One participant who usually watched us write and tallied
the receipts from class told the teacher she wasn't a poet. "Try
it," the teacher challenged her.
She chose the sculptured marble bust of a saint. I heard
mumbles of frustration from her as she began to write, but after that, she
wrote steadily.
Still, she looked frightened when asked to read her poem.
The teacher recommended she start at the second line, the line she wrote after
breaking the taboo that she wasn't a poet.

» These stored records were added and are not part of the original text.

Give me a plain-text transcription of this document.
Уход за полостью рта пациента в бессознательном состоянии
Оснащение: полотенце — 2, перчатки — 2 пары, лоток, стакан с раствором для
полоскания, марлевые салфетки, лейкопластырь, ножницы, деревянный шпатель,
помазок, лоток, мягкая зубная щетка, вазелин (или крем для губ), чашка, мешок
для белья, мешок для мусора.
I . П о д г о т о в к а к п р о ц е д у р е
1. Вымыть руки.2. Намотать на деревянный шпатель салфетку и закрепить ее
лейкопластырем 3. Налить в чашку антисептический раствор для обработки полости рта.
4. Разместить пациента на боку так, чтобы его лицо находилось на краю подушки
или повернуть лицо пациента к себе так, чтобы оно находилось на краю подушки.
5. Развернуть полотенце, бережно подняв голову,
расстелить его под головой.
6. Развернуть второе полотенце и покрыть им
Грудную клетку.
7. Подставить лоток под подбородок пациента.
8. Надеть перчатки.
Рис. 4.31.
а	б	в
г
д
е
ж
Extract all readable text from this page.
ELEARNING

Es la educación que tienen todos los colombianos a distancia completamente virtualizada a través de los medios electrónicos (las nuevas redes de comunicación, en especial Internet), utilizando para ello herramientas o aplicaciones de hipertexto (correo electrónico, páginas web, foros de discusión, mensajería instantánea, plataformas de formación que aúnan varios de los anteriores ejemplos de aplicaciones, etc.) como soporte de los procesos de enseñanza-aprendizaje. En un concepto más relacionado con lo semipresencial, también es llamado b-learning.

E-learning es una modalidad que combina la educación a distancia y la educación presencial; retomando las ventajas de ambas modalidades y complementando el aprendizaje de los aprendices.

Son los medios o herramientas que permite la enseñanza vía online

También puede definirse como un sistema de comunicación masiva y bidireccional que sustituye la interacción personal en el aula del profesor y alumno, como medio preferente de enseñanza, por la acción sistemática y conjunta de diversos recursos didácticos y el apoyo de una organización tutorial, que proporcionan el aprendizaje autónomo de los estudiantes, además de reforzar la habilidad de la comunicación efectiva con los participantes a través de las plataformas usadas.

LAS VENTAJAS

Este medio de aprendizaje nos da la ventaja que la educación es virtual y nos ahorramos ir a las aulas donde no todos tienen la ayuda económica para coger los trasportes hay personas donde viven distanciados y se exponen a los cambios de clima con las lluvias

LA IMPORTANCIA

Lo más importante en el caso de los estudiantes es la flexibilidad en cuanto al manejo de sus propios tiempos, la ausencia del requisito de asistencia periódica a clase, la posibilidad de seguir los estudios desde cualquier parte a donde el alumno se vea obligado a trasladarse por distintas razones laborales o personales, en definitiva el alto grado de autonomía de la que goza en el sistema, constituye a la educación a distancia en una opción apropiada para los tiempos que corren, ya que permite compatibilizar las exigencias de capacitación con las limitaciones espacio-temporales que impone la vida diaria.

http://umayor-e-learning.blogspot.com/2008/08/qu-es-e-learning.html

Her poem's narrator, a child raised in a devout Catholic
home and schooled by nuns, told of the chilling effect the saint's cold,
marble-like mask had on her own white-hot faith. The lines blew us away with
their insight and beauty.
Phillip, a writer friend, also reports breaking something
in retirement. He lived in an orphanage as a boy with peers who told him never
to tell a joke because he had no sense of humor. He made it to the end of an
active-duty military career, including combat in World War II and Korea, before
cracking one.
"Now, I don't care what others think. I joke when I
feel like it."
His good-natured, love-infused joke poems evoke
laugh-out-loud responses from our critique group. He finds his verse so funny
that he chuckles along with us.
What have you broken since you retired?
1 comment:
Wow! I really loved this blog post. Taking the point of view of the object is such an eye-opening choice. So many objects have stories that maybe we don't take the time to appreciate.